Pointers - Unsafe Code Guidelines Reference (original) (raw)

Unsafe Code Guidelines Reference

Layout of reference and pointer types

Disclaimer: Everything this section says about pointers to dynamically sized types represents the consensus from issue #16, but has not been stabilized through an RFC. As such, this is preliminary information.

Terminology

Reference types are types of the form &T, &mut T.

Raw pointer types are types of the form *const T or *mut T.

Representation

The alignment of &T, &mut T, *const T and *mut T are the same, and are at least the word size.

The sizes of &T, &mut T, *const T and *mut T are the same, and are at least one word.

Notes

The layouts of &T, &mut T, *const T and *mut T are the same.

If T is sized, references and pointers to T have a size and alignment of one word and have therefore the same layout as C pointers.

warning: while the layout of references and pointers is compatible with the layout of C pointers, references come with a validity invariant that does not allow them to be used when they could be NULL, unaligned, dangling, or, in the case of &mut T, aliasing.

We do not make any guarantees about the layout of multi-trait objects &(dyn Trait1 + Trait2) or references to other dynamically sized types, other than that they are at least word-aligned, and have size at least one word.

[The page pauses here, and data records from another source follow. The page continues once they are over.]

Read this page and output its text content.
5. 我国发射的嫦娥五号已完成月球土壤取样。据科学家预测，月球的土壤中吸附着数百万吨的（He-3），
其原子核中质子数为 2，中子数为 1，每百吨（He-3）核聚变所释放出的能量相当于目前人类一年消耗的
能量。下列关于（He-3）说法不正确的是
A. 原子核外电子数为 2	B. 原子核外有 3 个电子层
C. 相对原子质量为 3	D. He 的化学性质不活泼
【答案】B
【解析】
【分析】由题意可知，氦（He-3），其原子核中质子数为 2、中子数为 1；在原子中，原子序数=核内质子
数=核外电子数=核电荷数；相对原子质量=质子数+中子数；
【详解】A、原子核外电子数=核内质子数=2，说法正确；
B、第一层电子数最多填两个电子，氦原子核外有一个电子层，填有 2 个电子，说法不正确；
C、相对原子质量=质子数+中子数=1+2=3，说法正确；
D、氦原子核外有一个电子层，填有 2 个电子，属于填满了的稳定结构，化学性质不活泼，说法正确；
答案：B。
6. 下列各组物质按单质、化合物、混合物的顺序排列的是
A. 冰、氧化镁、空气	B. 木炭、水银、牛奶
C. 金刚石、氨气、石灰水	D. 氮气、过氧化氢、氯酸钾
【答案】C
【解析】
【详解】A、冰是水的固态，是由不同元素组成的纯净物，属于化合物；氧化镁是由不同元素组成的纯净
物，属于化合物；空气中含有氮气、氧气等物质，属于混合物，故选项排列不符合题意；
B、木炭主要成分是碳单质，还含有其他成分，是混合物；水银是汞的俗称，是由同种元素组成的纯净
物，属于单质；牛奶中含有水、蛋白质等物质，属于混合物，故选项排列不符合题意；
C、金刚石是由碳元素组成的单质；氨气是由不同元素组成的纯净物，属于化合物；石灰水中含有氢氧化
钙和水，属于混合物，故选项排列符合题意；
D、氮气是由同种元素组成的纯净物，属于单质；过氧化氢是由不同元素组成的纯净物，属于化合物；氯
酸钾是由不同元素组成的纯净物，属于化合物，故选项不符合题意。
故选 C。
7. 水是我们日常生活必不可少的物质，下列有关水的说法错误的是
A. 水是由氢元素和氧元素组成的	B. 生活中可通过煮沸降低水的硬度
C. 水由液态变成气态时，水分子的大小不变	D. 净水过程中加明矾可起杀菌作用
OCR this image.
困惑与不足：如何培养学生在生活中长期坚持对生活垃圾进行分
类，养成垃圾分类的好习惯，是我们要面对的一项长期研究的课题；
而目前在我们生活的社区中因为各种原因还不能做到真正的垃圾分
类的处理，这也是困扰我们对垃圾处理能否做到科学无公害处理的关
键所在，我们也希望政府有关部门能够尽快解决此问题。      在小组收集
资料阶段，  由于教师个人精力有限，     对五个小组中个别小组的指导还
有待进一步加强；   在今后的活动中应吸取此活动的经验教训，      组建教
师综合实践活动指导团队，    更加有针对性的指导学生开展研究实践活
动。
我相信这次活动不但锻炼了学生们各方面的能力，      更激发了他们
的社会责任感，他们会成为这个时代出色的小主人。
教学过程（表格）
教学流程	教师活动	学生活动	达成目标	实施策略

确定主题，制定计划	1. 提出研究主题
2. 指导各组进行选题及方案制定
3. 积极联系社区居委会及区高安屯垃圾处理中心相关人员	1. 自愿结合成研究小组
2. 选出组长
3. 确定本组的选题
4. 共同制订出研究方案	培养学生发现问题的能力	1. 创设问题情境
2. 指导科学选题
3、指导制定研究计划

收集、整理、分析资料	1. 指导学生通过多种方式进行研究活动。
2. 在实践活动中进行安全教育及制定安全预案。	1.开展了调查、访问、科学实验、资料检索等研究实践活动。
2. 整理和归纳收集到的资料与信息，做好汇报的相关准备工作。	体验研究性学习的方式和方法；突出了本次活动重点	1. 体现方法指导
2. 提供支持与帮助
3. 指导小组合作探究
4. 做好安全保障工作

The layout of &dyn Trait when Trait is a trait is the same as that of:

#![allow(unused)]
fn main() {
#[repr(C)]
struct DynObject {
  data: *const u8,
  vtable: *const u8,
}
}

note: In the layout of &mut dyn Trait the field data is of the type *mut u8.

The layout of &[T] is the same as that of:

#![allow(unused)]
fn main() {
#[repr(C)]
struct Slice<T> {
  ptr: *const T,
  len: usize,
}
}

note: In the layout of &mut [T] the field ptr is of the type *mut T.

The layout of &str is the same as that of &[u8], and the layout of &mut str is the same as that of &mut [u8].